И грустный, прощаясь со своими последними воспоминаниями о человечестве, ходил он — и год, и два, и три… — из края в край по безбрежной земле и нестерпимо тосковал о человеке, который некогда так теснил его, так тяготил, и о встрече с которым он только и мечтал теперь. И тем более казалась ему такая встреча вероятной, что все чаще и чаще стали ему встречаться в его скитаниях животные — такие доверчивые теперь и кроткие, — которые быстро размножались от немногих уцелевших, видимо, на больших высотах особей. И с мукой тяжкой, с палящей жаждой неустанно мечтал он о женщине, златокудрой, как солнце, и стройной, как молодая березка, с милыми, нежными, зовущими глазами…

И вот вдруг раз, когда он тихим золотым вечером, печальный, подходил к белеющему среди гор тихому городку, вот вдруг навстречу ему понеслись бурно-радостные звоны колоколов… Обезумев от радости, задыхаясь, он бросился к городу. В своем воображении он уже видел людей, видел ту, златокудрую и нежную, по которой так мучительно томилась его душа длинными темными ночами, видел, как по заросшей дикими травами и цветами площади она спешит ему навстречу, радостная и смущенная, и — бежал, бежал, бледный от волнения, задыхаясь, на звуки колоколов, которых он столько времени не слыхал…

А колокола все гудели — бурно, радостно, торжественно, точно приветствуя возрождение человеческой жизни на земле со всеми ее человеческими скорбями и радостями. Он уже бежит, спотыкаясь от волнения и радости, заросшими улицами и площадями, он шарит жадно глазами по окнам, переулкам и площадям, он летит… Вот он уже под порталом белого собора, вот он несется уже по каменным ступеням на гудящую колокольню.
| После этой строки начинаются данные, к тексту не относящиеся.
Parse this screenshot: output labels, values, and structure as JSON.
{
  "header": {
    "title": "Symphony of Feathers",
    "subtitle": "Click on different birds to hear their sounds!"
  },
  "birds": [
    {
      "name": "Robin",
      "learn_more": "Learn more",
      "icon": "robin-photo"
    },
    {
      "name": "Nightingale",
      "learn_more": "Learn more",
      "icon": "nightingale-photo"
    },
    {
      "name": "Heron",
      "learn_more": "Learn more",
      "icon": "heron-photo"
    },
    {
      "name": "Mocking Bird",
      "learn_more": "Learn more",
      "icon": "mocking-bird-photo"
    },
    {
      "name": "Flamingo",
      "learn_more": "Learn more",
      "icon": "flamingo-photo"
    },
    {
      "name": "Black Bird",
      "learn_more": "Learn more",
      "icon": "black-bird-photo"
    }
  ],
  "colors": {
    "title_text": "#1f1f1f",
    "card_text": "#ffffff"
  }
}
Еще только несколько ступеней… одна ступень… один шаг… Он с силой отбрасывает тяжелую дверь — то, резвясь, наполняет всю землю ликующим шумом омертвевших-было колоколов целая семья… медвежат!..

— Все один, все один!.. — раздался над ним мелодичный, немножко насмешливый голос. — Упиваетесь мечтами?

Он так и затрепетал весь: пред ним златокудрая, стройная, нежная, почти такая, какою он видел в грезах своих желанную, ожидающую его в пустыне, под ликующие звуки колоколов, стояла в мягком сиянии утра Ксения Федоровна, жена его приемного отца. Она с улыбкой осмотрела его помятую, вышитую по воротнику косоворотку и влажные сапоги, к которым пристали былинки и лепестки цветов, — по обыкновению пробродил, вероятно, все утро…

— Ну, не смотрите же так на меня! — проговорила она с улыбкой. — Разве вы хотите сесть меня? И скажите: почему вы всегда смотрите исподлобья и почти никогда не улыбаетесь?

— Не замечал… Не знаю… — как всегда, смутившись, отвечал он.

— Всегда исподлобья… Иногда мне даже страшно делается…

И она засмеялась своим серебристым смехом.